Пообедали они с Ларри у него в комнате. Телевизор включили всего на несколько минут — посмотреть новости. Миссис Пич, вылитая — с коротким перманентом, в очках с очень толстыми линзами и чопорным, но твердым лицом — карикатура на противницу вивисекции, произнесла краткую речь, которую Дороти сочла крайне разумной. Миссис Пич подняла вопрос о том, что так называемое чудовище несколько месяцев содержалось в неволе, изолированное от особей своего вида, и ученые его изучали или ставили на нем эксперименты. Широкой общественности так и не сообщили, что это за животное. Еще она заявила, что до своей поимки существо это не было известно в научном мире. В данном случае вопрос о правах человека — или же просто о правах — важен так же, как если б существо это явилось к нам из космоса.
Дороти сказала:
— Если б она так выступила в самом начале. Говорит хорошо, но как-то поздновато.

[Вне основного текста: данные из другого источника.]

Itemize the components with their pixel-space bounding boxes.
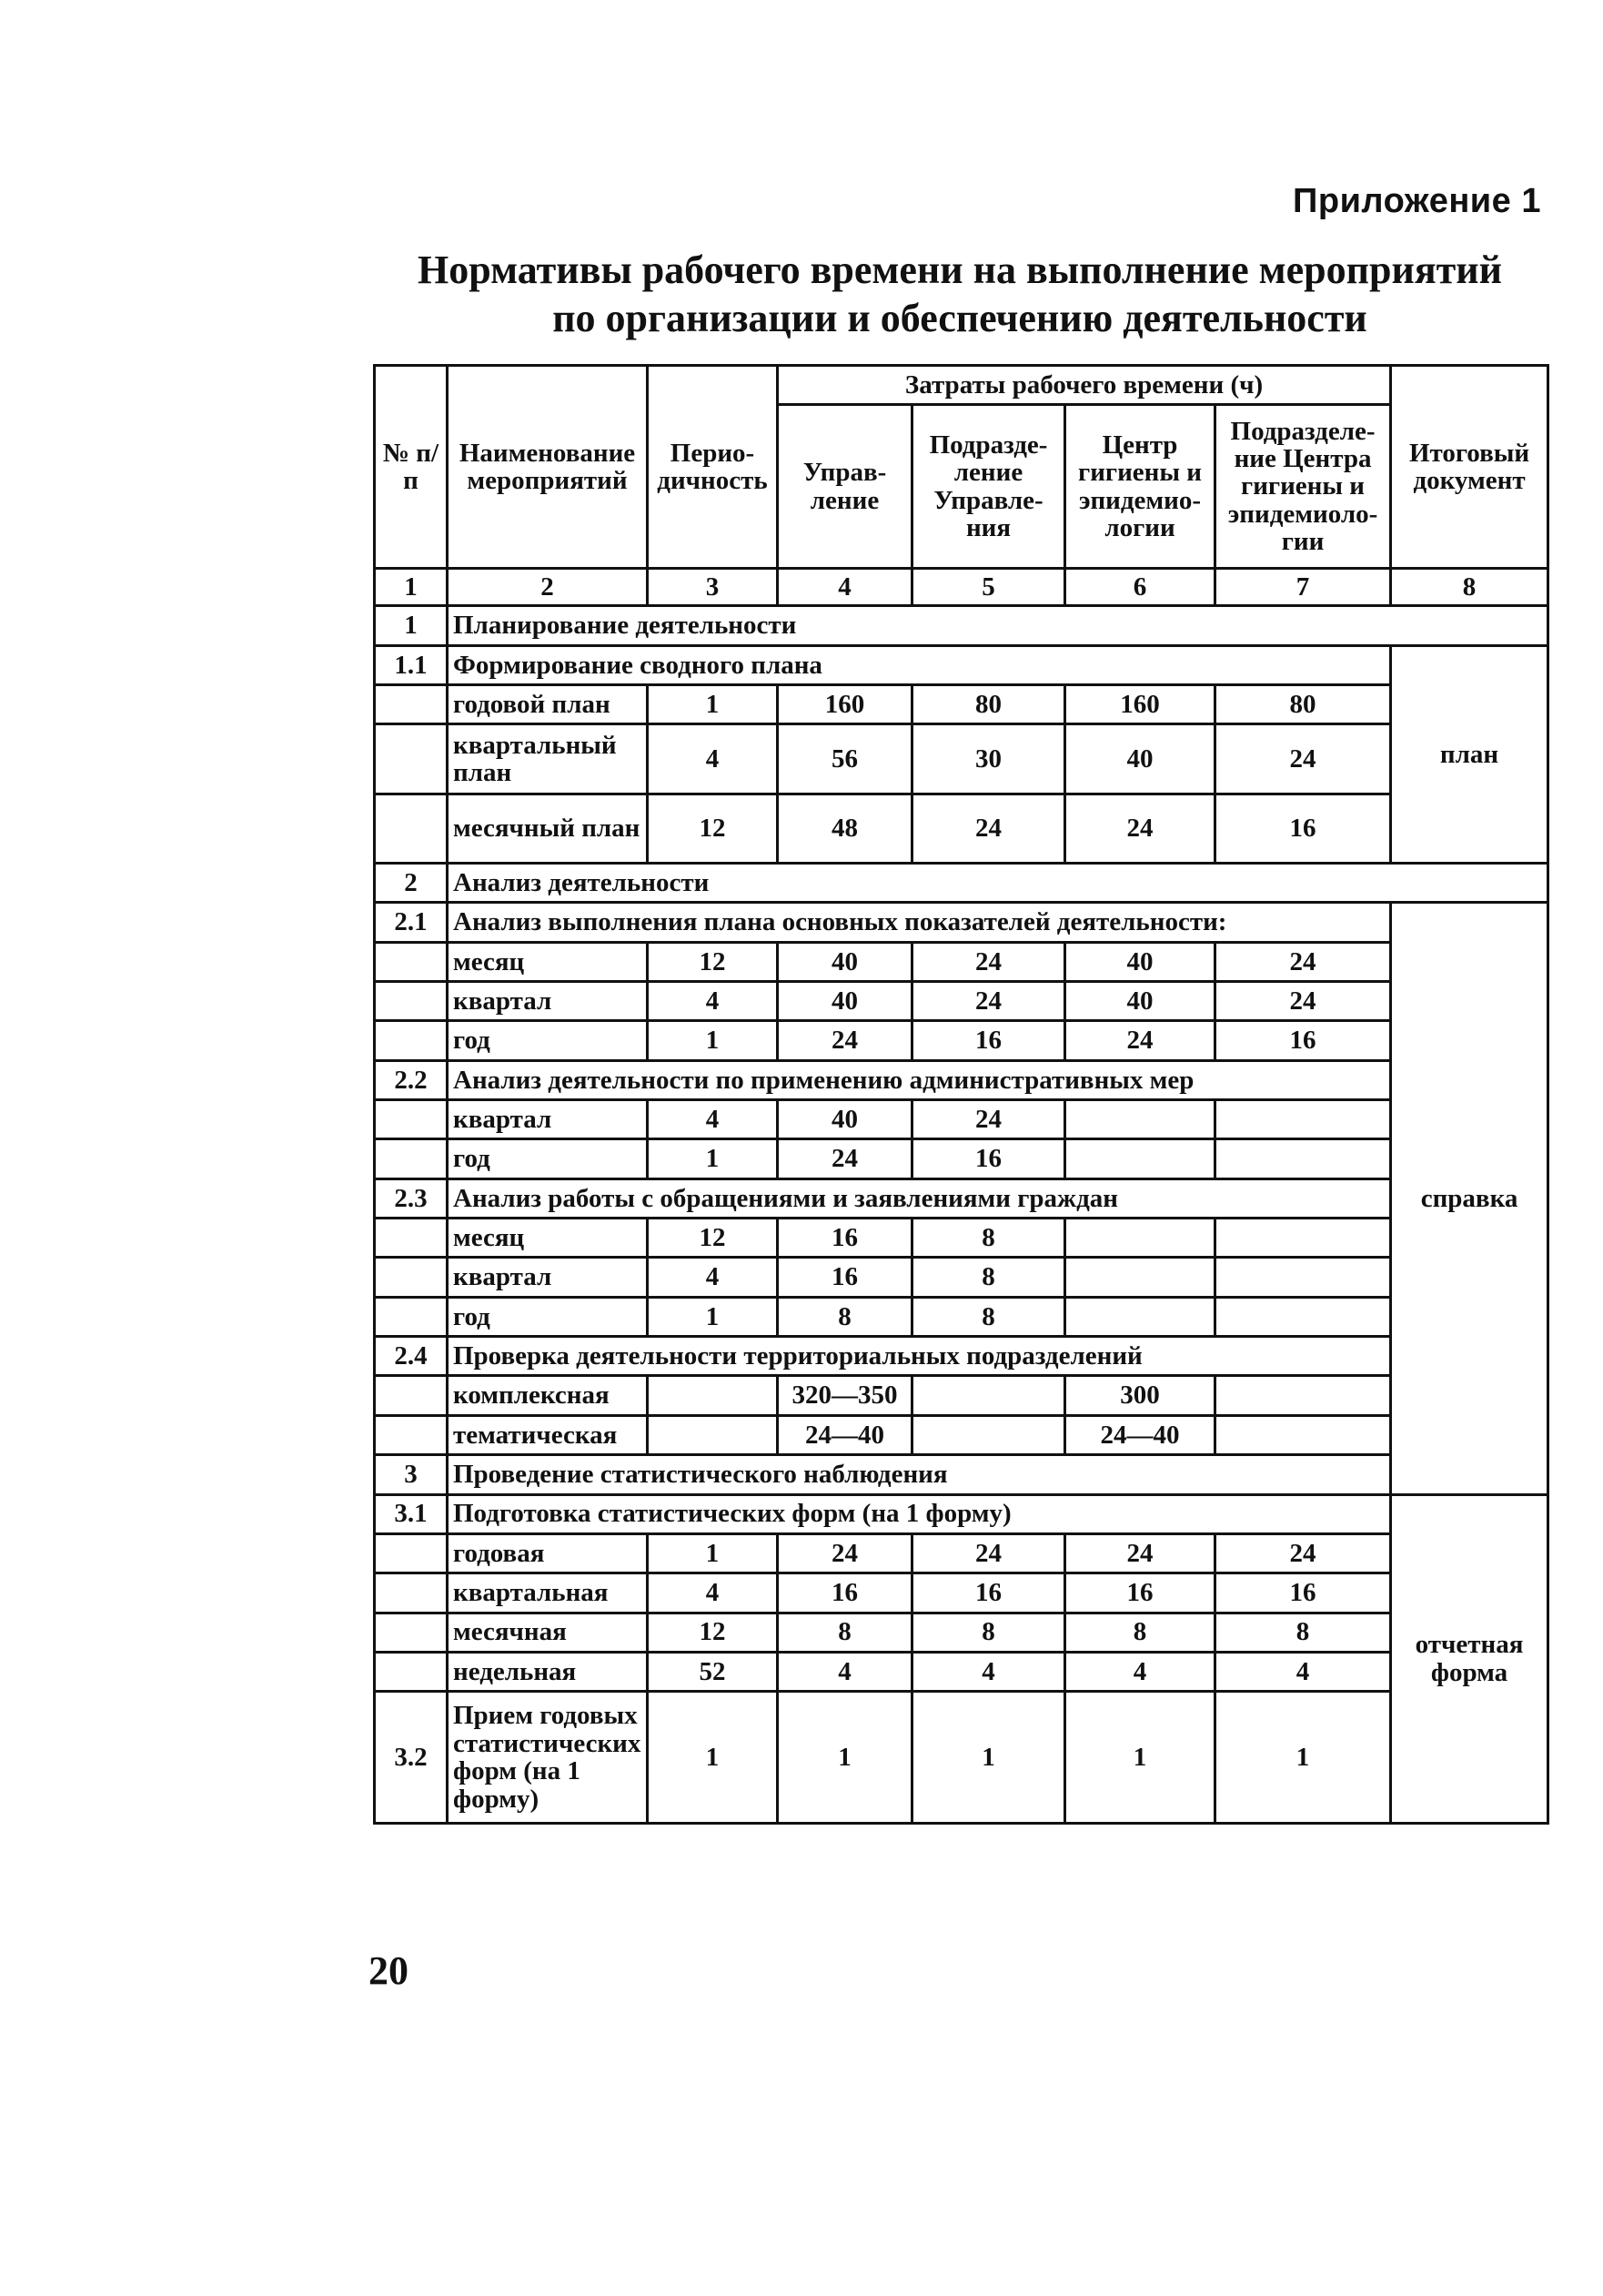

— Все уже поздно, я это чувствую. Раньше я лишь подозревал. А теперь уверен. Люди сейчас слишком боятся. В некотором смысле я рад. Если меня теперь поймают, не станут и пытаться связывать или оглушать, чтобы вернуть в Институт. Меня просто изобьют до крови и скажут, что я пытался их сожрать. Даже если я сдамся, уже чересчур поздно. Неужели ты не заметила — меня сейчас все время называют убийцей?
— Да, еще бы.
— Это ничего. Мне что угодно лучше, лишь бы не возвращаться в Институт.
День клонился к вечеру. Дороти не рассчитывала застать Эстелль трезвой, но оказалось, что вообще не похоже, будто та плакала. Хуже того, Эстелль выглядела совершенно иным человеком. Она держалась очень тихо, иногда испускала долгие вздохи. Забывала, куда девалось что-то, отложенное лишь мгновенье назад, и спокойно и ровно говорила об устройстве похорон и других родителях.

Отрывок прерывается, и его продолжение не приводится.